Both registries used similar technical frameworks, but internal organization and starting conditions shaped how quickly and smoothly deployment progressed.

 

Lessons for Future DNSSEC Deployments

Several clear lessons emerged from the deployment experiences of .bf and .cm:

  • Effective pre-assessment is critical. Identifying gaps early, whether in infrastructure, monitoring, or documentation, ensures that deployment work is correctly scoped and sequenced.
  • Internal structure accelerates deployment. When team roles and responsibilities, decision-making processes, and operational procedures are clear, DNSSEC can be integrated more quickly.
  • Infrastructure readiness matters. DNSSEC assumes a functioning, monitored, and documented DNS system. When systems are stable, progress is faster. When systems are incomplete, additional time and effort are required to build them out.
  • Proper and disciplined follow-up is crucial. The success of DNSSEC deployment highly depends on how the implementation journey is managed. It is important to consider assigning a dedicated project manager at the registry with a mandate to conduct the project, plan and coordinate resources, and manage risks and communication between stakeholders.
  • DNSSEC documentation is mandatory, not optional. Long-term stability of the registry operations relies on thorough DNNSEC documentation.

 

Beyond Timelines

The comparison between .bf and .cm is not about speed. Both projects succeeded because they were structured realistically, aligned to local operational capacity, and supported with focused external technical guidance.

The deployments reinforce that DNSSEC is not a stand-alone technical upgrade. It is an operational commitment. Successful deployment depends on the registry’s ability to manage and maintain key signing systems, monitor infrastructures, produce and update procedures, and respond to evolving threats over time.

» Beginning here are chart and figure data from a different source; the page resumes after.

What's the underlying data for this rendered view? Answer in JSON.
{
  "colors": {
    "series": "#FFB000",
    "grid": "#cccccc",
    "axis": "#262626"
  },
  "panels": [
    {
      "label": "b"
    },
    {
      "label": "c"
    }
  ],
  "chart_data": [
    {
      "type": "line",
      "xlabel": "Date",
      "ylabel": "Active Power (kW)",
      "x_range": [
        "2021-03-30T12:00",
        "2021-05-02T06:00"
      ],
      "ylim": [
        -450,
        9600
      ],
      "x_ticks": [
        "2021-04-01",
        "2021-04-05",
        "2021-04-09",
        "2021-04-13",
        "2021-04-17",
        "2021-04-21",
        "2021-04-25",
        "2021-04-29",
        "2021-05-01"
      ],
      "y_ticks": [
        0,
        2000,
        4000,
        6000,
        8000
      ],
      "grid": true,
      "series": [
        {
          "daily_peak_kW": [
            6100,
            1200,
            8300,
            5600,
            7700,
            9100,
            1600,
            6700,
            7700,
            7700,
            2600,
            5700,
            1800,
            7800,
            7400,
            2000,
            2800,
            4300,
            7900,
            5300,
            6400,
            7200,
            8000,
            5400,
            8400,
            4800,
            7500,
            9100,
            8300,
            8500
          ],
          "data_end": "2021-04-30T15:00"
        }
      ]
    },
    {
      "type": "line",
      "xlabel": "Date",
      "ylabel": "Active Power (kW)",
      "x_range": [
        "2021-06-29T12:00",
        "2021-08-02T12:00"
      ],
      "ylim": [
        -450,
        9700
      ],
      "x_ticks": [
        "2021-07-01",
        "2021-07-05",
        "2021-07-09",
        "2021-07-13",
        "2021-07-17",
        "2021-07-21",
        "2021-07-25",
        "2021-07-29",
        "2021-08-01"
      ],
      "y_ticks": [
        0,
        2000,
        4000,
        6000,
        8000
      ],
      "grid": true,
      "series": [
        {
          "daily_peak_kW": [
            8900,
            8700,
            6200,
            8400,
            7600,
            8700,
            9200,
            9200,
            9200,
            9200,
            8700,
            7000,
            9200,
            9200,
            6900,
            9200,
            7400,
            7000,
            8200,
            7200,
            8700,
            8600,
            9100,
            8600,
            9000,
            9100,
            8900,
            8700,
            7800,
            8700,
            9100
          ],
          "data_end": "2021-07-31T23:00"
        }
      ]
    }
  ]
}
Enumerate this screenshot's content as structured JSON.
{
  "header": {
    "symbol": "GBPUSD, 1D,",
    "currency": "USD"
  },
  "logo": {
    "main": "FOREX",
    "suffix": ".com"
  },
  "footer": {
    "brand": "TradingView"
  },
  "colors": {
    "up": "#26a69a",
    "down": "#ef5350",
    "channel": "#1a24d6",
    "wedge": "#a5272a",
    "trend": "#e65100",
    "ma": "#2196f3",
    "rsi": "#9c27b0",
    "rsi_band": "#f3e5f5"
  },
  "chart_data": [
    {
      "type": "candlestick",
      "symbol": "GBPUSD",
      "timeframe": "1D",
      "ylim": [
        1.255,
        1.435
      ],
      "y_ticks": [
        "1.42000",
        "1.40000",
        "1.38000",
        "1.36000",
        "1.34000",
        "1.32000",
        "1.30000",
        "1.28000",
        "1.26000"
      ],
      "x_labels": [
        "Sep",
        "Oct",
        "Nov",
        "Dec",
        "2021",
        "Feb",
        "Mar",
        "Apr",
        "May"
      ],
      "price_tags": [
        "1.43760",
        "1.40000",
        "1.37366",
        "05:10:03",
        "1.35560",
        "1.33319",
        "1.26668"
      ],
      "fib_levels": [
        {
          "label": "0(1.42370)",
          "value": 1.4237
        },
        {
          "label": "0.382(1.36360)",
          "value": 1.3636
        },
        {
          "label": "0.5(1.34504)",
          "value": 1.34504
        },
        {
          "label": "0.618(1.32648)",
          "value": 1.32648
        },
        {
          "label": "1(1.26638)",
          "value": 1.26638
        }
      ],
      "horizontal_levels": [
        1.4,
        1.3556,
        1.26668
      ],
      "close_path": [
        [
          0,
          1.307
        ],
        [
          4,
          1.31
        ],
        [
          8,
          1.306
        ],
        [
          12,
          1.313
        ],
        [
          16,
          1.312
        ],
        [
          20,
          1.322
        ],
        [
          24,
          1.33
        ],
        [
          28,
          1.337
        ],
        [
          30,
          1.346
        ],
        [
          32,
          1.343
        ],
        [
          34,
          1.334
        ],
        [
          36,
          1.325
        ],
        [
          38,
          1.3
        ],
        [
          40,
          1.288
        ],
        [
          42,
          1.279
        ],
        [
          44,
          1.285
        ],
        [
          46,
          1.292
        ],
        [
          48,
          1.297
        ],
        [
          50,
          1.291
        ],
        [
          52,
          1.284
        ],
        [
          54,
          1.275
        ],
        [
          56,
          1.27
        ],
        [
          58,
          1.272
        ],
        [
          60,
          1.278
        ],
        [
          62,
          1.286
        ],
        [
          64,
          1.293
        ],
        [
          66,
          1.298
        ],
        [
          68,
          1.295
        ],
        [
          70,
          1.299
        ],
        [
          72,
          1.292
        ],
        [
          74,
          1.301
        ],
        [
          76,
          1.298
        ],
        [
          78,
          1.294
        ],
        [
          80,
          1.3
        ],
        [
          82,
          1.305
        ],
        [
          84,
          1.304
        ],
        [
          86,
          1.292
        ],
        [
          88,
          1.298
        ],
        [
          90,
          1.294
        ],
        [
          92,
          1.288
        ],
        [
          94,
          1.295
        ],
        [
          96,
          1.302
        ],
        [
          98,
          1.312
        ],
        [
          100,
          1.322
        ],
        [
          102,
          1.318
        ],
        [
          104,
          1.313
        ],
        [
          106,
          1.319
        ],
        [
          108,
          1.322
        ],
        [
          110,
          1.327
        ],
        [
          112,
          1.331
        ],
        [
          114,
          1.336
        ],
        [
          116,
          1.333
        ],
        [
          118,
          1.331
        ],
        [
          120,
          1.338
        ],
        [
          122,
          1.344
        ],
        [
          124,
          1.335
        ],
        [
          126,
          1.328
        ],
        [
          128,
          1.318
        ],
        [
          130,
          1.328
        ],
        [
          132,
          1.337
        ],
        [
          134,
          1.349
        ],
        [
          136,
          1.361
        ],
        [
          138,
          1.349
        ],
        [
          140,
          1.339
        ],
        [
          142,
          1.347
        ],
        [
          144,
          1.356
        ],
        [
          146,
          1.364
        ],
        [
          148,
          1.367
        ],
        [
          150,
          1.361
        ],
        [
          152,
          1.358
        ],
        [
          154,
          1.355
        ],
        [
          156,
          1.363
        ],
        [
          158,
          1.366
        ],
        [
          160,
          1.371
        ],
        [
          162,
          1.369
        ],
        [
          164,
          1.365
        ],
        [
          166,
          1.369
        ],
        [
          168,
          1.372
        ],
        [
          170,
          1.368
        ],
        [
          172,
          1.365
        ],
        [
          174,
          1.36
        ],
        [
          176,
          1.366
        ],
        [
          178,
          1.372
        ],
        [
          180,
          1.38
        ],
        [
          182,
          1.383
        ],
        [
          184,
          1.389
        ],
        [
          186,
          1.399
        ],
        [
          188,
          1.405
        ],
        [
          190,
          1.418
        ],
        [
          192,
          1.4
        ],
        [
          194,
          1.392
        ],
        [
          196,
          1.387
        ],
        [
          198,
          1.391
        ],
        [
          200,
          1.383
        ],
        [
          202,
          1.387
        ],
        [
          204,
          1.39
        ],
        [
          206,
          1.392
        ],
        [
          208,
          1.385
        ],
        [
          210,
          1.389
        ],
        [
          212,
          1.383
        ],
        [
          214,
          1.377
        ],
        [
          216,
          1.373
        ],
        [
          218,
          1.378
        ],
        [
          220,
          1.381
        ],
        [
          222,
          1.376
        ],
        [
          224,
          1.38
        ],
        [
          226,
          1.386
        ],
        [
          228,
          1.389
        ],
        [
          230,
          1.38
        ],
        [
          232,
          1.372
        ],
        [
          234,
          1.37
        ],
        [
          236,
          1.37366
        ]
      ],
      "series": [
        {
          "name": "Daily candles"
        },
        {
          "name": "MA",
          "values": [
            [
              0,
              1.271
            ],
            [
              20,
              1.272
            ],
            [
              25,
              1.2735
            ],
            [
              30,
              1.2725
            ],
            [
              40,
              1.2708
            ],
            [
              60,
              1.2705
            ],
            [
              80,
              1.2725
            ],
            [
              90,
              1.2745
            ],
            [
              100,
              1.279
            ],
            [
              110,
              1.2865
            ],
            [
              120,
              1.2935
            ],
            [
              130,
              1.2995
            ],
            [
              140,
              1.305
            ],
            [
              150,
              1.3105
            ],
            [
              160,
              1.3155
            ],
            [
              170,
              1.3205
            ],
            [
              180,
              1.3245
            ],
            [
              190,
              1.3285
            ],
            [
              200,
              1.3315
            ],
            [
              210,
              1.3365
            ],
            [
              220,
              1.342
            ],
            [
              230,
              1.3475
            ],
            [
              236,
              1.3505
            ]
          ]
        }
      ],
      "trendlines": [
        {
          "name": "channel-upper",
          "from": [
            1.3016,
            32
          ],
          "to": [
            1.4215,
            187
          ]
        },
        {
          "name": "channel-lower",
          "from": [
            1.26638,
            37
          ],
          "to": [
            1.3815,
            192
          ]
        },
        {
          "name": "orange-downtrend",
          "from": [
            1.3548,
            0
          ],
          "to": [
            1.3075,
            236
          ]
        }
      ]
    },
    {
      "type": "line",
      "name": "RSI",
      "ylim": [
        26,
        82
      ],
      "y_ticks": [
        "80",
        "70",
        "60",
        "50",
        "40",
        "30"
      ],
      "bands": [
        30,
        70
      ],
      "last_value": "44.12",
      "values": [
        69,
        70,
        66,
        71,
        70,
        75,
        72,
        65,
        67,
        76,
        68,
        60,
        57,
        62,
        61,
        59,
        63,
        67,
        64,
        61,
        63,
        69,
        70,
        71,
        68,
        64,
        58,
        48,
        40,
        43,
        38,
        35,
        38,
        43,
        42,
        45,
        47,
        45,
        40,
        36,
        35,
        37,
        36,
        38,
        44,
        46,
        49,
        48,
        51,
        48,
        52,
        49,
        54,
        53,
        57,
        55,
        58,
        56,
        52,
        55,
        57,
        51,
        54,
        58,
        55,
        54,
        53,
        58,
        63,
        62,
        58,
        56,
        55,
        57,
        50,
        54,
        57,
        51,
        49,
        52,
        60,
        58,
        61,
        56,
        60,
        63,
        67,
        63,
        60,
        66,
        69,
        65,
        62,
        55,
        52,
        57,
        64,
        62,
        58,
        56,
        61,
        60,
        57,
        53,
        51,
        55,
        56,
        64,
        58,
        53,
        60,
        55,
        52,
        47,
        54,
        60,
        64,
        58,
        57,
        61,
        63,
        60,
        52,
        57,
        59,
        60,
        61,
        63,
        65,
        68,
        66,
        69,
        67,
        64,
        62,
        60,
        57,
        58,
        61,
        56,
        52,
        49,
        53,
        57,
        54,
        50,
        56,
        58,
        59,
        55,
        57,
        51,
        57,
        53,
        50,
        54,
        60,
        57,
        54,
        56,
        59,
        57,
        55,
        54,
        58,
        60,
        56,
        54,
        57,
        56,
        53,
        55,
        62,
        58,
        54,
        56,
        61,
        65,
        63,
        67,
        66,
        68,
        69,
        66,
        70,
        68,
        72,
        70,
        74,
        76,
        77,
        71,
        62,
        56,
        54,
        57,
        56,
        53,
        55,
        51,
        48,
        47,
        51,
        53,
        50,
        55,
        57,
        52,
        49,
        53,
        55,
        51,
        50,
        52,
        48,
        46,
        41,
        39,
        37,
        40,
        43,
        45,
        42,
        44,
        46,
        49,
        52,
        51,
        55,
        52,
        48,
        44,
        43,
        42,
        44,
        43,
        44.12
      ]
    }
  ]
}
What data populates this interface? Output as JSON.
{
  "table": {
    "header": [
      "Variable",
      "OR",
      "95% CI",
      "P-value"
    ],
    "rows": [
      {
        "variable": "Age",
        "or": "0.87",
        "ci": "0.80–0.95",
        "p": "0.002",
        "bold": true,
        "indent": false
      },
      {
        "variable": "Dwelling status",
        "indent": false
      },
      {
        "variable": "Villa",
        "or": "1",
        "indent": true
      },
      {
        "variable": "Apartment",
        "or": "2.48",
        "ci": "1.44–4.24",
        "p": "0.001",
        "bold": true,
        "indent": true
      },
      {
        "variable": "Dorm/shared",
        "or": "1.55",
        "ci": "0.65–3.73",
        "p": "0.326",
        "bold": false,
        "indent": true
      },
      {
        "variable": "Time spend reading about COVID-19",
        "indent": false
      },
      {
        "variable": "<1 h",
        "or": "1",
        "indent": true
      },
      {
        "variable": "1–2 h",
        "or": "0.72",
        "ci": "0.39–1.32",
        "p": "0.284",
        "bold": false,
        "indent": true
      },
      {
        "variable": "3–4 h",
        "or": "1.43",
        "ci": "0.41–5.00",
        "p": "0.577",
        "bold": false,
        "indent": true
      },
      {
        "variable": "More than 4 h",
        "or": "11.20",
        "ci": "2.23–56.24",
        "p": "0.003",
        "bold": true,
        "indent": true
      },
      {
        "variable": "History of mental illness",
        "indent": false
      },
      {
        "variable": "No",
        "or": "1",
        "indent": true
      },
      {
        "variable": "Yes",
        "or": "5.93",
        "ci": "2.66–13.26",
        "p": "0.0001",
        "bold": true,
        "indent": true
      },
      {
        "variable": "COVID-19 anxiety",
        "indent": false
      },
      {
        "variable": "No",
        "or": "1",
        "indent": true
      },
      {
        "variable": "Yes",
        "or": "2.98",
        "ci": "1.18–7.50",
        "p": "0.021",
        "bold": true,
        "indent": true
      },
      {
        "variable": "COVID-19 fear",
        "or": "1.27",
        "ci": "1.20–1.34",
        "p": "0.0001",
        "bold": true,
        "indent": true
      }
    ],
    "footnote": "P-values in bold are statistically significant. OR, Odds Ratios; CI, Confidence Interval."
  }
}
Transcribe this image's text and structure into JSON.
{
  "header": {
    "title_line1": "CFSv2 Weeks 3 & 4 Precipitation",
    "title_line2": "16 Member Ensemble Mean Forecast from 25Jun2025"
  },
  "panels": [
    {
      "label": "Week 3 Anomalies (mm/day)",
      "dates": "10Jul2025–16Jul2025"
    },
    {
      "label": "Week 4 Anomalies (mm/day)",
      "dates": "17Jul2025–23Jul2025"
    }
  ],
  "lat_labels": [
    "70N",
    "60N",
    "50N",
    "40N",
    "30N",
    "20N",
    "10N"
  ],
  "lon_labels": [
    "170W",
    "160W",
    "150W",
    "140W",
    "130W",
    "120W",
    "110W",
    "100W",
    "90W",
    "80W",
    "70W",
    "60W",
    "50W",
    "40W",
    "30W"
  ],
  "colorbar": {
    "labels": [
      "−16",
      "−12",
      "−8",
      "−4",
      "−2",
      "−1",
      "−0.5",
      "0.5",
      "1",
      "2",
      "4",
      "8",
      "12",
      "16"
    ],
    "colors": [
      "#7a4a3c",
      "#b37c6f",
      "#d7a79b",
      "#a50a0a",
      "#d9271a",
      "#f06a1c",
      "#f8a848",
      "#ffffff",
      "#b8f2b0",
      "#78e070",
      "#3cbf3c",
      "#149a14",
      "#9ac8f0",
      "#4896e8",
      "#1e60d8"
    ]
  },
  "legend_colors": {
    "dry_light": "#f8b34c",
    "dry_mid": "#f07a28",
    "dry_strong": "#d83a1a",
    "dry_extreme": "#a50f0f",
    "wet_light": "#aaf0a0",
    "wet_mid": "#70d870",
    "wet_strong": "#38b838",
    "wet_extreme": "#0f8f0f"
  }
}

Registries preparing for deployment should focus less on rapid implementation and more on ensuring that the conditions for secure, ongoing operations are in place before signing begins.

Burkina Faso and Cameroon have each demonstrated that with the right preparation, targeted support, and organizational leadership, DNSSEC deployment can succeed. Their experience offers a practical model for other ccTLDs working to strengthen their infrastructure in the years ahead.